Un altro passo avanti nella medicina rigenerativa è stato fatto grazie al lavoro di alcuni ricercatori giapponesi e descritto sulla rivista scientifica Nature  in occasione del Meeting annuale dell’International Society for Stem Cell Research : a partire da staminali ottenute dalla riprogrammazione di cellule adulte (senza bisogno quindi di ricorrere alle staminali embrionali) è stato realizzato in laboratorio un fegato umano perfettamente funzionante, trapiantato nel topo. L’equipe, coordinata da Takanori Takebe della Yokohama City University , ha utilizzato le cellule staminali pluripotenti indotte (Ips), cellule adulte specializzate (come quelle della pelle) riprogrammate e “ringiovanite” con l’inserimento di un specifici geni. In questo modo sono state riprogrammate cellule umane epatiche, che hanno ricostruito il tessuto epatico nelle tre dimensioni, partendo da ‘gemme’ epatiche, strutture base da cui si forma l’organo intero. Queste gemme sono state poi trapiantate in topi.

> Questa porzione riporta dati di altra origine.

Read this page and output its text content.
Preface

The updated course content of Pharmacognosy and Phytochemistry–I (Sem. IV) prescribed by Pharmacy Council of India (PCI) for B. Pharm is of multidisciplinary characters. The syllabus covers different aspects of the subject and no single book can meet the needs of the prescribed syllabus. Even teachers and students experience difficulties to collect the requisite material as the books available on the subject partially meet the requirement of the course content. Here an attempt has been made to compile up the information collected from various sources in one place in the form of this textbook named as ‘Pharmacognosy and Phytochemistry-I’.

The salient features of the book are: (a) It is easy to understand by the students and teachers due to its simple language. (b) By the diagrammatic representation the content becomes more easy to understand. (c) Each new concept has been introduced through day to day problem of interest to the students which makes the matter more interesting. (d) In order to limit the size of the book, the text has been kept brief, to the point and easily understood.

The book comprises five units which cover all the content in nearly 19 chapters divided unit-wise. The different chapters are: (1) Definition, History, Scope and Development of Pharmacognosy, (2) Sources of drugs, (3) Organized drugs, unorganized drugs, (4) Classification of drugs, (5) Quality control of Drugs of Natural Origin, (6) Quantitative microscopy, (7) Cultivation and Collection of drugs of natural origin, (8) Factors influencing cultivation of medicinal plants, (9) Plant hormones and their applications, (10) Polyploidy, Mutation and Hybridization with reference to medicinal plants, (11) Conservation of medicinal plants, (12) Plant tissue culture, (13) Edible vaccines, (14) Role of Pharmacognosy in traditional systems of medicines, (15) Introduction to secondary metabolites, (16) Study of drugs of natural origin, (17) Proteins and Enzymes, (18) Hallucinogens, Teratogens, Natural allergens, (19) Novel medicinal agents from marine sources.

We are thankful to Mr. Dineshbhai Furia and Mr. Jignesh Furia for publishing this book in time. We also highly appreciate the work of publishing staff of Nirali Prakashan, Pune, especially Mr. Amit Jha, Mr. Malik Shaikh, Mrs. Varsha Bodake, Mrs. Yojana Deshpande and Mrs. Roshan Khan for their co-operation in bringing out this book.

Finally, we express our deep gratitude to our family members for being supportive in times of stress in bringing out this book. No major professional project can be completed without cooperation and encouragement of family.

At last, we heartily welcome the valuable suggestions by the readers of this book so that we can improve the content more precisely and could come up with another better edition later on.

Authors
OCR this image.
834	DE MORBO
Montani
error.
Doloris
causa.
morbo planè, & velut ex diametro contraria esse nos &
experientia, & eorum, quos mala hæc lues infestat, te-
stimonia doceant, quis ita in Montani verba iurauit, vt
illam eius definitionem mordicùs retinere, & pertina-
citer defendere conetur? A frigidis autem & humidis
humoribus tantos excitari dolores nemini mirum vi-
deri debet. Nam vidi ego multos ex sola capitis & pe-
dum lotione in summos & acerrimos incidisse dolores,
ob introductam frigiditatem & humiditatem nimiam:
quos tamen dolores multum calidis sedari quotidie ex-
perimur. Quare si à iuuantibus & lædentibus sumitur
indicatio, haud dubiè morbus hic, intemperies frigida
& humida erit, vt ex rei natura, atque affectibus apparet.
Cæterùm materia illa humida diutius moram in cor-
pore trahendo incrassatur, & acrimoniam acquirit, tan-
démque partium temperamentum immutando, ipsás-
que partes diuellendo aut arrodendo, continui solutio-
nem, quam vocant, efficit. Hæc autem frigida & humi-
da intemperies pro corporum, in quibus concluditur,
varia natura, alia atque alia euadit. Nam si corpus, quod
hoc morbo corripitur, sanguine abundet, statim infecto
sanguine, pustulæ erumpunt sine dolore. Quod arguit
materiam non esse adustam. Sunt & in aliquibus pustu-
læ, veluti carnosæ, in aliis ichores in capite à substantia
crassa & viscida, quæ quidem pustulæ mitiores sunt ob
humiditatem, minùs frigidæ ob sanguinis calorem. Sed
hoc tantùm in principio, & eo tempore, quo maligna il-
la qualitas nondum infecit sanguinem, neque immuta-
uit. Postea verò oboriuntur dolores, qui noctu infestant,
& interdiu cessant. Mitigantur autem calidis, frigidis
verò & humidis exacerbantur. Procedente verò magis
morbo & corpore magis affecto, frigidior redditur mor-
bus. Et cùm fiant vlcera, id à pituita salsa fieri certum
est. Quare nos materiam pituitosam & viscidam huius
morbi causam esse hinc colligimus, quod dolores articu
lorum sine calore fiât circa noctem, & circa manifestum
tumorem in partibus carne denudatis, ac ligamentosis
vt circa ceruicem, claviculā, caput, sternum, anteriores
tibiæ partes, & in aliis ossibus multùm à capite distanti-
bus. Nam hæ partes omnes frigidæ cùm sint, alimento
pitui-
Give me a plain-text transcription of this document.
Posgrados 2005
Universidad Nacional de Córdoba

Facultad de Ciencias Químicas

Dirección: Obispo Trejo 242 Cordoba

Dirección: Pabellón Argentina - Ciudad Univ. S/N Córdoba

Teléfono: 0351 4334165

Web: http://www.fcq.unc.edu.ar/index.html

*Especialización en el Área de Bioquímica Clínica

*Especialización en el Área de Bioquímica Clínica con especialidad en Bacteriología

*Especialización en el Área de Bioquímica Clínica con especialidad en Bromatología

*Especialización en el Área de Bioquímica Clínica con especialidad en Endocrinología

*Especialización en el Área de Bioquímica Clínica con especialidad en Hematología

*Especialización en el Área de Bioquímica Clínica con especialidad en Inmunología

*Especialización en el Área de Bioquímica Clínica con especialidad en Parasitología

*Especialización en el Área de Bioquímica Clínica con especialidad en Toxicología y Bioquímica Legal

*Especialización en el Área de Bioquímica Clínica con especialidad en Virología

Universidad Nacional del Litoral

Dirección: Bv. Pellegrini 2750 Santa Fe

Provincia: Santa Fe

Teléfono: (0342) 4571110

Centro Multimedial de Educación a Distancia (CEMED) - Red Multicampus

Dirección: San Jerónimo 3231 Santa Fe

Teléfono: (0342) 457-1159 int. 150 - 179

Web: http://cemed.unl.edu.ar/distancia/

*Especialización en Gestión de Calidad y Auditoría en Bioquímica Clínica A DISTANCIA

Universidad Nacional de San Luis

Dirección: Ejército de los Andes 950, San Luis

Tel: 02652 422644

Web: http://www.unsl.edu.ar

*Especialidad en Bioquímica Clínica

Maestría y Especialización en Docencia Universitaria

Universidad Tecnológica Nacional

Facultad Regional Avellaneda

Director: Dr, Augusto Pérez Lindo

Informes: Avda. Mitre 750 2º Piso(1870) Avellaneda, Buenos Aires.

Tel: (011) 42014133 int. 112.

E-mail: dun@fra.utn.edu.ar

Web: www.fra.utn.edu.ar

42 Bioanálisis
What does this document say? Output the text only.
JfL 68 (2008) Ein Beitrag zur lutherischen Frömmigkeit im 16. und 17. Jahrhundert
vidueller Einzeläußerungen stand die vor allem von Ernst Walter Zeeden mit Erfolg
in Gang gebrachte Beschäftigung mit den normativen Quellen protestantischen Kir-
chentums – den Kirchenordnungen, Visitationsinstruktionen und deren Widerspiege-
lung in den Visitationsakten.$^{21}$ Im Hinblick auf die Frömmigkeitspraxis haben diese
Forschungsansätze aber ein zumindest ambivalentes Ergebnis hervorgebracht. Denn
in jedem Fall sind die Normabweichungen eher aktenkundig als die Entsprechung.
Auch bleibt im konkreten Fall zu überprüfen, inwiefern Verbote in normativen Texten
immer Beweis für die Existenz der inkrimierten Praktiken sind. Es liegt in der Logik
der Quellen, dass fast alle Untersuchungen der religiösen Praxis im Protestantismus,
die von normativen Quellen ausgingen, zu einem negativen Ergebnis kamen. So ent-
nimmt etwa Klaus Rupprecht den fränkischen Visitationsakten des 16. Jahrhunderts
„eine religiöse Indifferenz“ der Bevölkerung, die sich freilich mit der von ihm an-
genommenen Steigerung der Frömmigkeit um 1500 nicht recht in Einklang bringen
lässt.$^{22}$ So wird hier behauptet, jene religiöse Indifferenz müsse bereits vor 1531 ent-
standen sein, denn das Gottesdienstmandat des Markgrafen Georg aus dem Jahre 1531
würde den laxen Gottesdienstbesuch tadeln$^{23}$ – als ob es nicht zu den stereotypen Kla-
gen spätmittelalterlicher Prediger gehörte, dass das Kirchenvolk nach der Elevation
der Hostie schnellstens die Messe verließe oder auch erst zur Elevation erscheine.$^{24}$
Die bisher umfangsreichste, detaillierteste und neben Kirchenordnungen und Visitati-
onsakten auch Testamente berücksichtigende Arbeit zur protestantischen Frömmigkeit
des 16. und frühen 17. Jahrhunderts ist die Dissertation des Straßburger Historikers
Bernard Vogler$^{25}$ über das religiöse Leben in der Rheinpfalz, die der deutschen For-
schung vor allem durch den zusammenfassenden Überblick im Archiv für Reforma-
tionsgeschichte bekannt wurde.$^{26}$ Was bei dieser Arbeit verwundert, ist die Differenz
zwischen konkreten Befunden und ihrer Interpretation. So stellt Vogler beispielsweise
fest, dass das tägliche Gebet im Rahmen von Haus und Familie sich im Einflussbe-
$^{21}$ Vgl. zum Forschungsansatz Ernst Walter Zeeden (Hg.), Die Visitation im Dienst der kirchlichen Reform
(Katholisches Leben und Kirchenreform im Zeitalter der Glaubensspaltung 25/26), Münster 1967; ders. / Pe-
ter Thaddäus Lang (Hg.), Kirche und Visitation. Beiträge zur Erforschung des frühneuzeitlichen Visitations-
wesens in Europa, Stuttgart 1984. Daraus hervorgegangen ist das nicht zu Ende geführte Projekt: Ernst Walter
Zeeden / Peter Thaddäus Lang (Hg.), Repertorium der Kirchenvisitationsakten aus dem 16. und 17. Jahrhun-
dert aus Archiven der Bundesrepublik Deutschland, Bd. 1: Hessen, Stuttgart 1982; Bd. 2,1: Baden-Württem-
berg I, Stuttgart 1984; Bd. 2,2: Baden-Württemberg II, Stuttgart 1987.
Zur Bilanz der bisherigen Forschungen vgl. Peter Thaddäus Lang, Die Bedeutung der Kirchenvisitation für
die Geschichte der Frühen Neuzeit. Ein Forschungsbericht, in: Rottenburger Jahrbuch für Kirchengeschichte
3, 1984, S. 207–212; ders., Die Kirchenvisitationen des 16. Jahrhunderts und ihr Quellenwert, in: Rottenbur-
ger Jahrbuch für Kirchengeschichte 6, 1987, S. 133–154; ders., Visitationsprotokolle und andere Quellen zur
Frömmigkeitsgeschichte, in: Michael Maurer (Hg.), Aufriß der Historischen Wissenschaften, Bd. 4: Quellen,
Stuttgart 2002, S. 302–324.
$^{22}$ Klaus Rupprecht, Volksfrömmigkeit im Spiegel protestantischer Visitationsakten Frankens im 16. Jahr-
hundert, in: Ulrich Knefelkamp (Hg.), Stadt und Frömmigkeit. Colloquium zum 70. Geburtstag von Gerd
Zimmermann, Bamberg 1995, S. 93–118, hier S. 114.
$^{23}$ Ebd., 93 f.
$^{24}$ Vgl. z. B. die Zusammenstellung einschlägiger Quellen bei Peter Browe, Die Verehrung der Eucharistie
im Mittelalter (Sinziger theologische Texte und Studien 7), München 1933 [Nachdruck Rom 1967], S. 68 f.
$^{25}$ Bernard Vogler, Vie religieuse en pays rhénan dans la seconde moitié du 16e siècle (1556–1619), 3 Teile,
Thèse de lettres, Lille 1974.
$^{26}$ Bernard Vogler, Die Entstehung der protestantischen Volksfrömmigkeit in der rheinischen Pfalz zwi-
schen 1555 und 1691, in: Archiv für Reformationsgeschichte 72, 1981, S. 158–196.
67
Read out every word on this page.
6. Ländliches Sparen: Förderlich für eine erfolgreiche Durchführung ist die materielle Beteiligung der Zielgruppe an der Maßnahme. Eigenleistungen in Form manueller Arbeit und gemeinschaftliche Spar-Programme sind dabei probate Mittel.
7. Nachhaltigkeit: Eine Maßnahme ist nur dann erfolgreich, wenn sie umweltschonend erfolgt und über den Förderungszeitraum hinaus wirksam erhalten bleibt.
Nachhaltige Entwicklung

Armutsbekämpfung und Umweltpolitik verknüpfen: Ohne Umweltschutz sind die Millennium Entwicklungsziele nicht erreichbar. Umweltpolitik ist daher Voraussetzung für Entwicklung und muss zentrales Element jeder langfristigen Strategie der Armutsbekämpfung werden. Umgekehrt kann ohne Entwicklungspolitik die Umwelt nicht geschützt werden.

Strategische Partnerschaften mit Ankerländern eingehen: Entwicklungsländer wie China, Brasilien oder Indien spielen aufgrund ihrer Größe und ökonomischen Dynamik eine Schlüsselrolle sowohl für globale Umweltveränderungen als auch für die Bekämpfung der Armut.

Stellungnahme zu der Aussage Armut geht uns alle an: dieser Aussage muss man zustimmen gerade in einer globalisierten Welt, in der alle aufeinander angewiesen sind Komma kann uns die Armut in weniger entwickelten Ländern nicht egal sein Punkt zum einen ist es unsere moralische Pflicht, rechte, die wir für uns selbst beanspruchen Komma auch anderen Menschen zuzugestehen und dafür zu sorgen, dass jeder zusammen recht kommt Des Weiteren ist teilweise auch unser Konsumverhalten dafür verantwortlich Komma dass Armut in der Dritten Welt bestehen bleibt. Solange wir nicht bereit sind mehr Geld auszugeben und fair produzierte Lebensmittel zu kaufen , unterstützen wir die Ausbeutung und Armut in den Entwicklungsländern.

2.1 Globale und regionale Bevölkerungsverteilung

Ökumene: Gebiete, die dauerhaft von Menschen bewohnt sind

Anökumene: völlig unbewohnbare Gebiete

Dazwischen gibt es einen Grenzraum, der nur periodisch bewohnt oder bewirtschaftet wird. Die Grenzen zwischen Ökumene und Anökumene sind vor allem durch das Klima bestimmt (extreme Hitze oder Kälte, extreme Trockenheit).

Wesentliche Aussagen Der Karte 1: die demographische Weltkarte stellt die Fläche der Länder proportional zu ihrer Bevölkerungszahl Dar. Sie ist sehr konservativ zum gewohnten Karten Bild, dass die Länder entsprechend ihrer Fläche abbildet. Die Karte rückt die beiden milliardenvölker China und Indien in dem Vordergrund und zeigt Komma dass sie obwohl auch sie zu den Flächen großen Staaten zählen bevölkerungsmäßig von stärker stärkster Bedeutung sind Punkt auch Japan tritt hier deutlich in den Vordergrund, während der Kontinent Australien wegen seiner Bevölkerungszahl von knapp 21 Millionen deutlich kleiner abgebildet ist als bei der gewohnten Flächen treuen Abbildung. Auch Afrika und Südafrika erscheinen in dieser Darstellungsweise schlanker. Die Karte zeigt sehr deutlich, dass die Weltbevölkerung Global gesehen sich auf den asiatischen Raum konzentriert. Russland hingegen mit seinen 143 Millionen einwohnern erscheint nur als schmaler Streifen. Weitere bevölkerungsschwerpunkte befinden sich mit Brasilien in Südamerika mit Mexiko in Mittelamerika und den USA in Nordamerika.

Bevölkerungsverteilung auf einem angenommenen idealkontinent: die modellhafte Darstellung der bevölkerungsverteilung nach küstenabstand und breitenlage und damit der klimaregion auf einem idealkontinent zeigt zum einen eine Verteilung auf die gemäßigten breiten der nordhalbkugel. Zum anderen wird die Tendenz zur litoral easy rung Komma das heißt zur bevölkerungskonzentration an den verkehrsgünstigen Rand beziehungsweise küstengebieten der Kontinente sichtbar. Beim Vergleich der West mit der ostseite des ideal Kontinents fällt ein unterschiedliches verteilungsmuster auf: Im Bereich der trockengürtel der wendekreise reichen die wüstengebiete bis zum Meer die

Dopo il trapianto, l’organo ha sviluppato un sistema vascolare e ha iniziato a svolgere le funzioni epatiche specifiche. “Abbiamo dimostrato che il trapianto di germogli di fegato può essere una soluzione per l’insufficienza epatica – ha detto Takanori Takebe – ma in futuro questa stessa tecnica si potrà sperimentare per pancreas, reni e polmoni. Stiamo provando già a lavorare sul pancreas e se avremo risultati positivi sarà il nostro prossimo studio pubblicato“.

Resta ora da vedere se la tecnica funziona anche nell’uomo.